What I read there was Simulationism is about presenting a realistic world (which fits perfectly with my first bullet), and that Narrativism is about producing a story. While a story should be interesting and/or exciting, and hence is related to my second bullet, to me it sounds like more than that – it sounds like a laborious and precise construction with three acts (maybe) and a conclusion and all that jazz. I’m not fussed about that – I just want my experience to be interesting.

Therefore I thought of myself as a Simulationist but a Simulationist who wants to simulate a world where the laws of drama apply, in order to keep things interesting. I was thrilled; I thought I’d discovered a new branch of Simulationism and was about to revolutionise RPG design. Unfortunately not. Something didn’t quite sit right with me – such as this example of “Simulationism overriding Narrativism”:

The time to traverse town with super-running is deemed insufficient to arrive at the scene, with reference to distance and actions at the scene, such that the villain’s bomb does blow up the city.

That seems totally wrong to me. So perhaps I wasn’t a Simulationist after all? I certainly think too much focus on realism can detract from the excitement. What to do?

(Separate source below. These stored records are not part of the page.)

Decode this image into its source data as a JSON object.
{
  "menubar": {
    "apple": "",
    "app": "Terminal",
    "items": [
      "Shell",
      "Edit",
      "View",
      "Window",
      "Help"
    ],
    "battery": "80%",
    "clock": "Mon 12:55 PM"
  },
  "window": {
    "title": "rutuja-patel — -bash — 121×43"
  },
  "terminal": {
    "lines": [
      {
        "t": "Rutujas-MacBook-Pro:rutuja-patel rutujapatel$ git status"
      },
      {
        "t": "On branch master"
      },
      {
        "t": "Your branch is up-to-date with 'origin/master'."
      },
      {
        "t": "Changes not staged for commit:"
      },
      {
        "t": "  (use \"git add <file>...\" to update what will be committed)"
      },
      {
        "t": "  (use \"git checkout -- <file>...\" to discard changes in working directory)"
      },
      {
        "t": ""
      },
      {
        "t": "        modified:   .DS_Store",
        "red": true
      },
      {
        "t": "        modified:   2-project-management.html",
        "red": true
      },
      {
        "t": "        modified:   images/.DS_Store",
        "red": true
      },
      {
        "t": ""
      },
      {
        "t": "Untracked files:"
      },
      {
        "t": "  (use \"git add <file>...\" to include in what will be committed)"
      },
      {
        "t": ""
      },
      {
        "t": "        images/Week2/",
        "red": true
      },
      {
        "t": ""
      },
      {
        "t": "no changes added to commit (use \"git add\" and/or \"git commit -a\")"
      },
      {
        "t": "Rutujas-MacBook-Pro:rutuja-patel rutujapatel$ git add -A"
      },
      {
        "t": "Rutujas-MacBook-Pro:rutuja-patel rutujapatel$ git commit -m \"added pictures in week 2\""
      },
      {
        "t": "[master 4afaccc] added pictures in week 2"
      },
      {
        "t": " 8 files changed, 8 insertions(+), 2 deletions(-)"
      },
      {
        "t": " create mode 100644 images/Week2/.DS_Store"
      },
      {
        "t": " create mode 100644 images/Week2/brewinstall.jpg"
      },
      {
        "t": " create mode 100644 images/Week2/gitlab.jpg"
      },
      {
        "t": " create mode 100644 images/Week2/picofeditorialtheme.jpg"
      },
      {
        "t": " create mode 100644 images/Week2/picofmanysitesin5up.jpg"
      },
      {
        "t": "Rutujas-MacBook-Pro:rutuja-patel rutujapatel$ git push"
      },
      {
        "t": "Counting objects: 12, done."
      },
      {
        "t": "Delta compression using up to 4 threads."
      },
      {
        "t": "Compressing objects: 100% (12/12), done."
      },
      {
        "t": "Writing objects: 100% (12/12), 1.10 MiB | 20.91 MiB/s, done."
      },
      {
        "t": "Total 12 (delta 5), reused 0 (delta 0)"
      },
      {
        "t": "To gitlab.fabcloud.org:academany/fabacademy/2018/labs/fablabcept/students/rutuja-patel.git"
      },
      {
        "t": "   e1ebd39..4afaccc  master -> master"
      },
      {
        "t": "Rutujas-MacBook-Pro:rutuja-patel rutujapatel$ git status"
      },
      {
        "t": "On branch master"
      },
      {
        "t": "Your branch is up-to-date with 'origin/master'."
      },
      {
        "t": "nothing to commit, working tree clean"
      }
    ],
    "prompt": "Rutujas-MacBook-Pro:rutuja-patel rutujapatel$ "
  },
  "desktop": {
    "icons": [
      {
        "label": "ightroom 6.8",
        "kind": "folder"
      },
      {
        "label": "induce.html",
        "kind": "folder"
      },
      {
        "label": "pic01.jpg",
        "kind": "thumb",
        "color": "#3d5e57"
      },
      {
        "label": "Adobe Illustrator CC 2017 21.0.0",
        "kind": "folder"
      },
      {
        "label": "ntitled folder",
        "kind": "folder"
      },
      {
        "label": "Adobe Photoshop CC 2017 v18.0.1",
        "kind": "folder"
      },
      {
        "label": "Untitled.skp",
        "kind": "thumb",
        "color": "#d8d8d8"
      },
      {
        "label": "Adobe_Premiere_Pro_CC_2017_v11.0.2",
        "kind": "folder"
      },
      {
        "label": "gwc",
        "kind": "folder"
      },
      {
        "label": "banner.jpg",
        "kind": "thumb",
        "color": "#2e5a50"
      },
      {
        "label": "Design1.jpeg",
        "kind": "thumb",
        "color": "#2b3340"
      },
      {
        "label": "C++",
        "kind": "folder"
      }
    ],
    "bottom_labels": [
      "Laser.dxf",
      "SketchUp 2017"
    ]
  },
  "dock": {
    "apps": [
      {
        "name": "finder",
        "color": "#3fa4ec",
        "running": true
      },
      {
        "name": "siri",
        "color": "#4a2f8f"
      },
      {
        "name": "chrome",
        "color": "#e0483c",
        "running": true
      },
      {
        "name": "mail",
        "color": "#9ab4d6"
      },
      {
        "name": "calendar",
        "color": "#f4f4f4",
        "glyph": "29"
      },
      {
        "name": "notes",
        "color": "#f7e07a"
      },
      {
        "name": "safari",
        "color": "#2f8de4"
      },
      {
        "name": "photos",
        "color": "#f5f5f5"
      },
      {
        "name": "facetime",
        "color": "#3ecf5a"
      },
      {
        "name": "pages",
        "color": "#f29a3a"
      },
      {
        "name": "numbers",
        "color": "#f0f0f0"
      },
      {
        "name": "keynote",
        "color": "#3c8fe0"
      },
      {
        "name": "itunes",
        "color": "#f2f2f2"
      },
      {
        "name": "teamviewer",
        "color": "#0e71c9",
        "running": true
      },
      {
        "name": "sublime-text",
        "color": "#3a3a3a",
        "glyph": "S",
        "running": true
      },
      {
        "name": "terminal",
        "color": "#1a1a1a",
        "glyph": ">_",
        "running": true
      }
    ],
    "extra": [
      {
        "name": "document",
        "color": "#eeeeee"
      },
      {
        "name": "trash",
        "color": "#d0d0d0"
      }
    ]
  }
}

Well, I read and I read and I read. I read about “El Dorado”, a term used to describe a game that (reliably) realistically simulates a situation but still produces a good story. And then I read this:

I think some people who claim to desire such a goal in play are simply looking for Narrativism with a very strong Explorative chassis, and that the goal is not elusive at all. Such “Vanilla Narrativism” is very easy and straightforward. The key to finding it is to stop reinforcing Simulationist approaches to play. Many role-players, identified by Jesse Burneko as “Simulationist-by-habit,” exhaust themselves by seeking El Dorado, racing ever faster and farther, when all they have to do is stop running, turn around, and find Vanilla Narrativism right in their grasp.

That’s me. Right there. Hi, I’m Blackrat, and I’m a Narrativist.

I hadn’t understood that “story” in the context of these articles was a much broader concept than I’d picked up initially. I’d guess that’s why Ron Edwards changed the definition to the one at the top of this post, about addressing premise (rather than story). “Addressing Premise” is equivalent to my “making things interesting / exciting”, but much better defined – my version is meaningless and given meaning only by the reader’s personal taste :-)

A long way round to a simple conclusion. One thing I realised along the way, though, is that I want my Narrativism to be focussed on consistent in-character experience and reactions, not on creating the story out-of-character and then justifying it in-character. And that’s useful.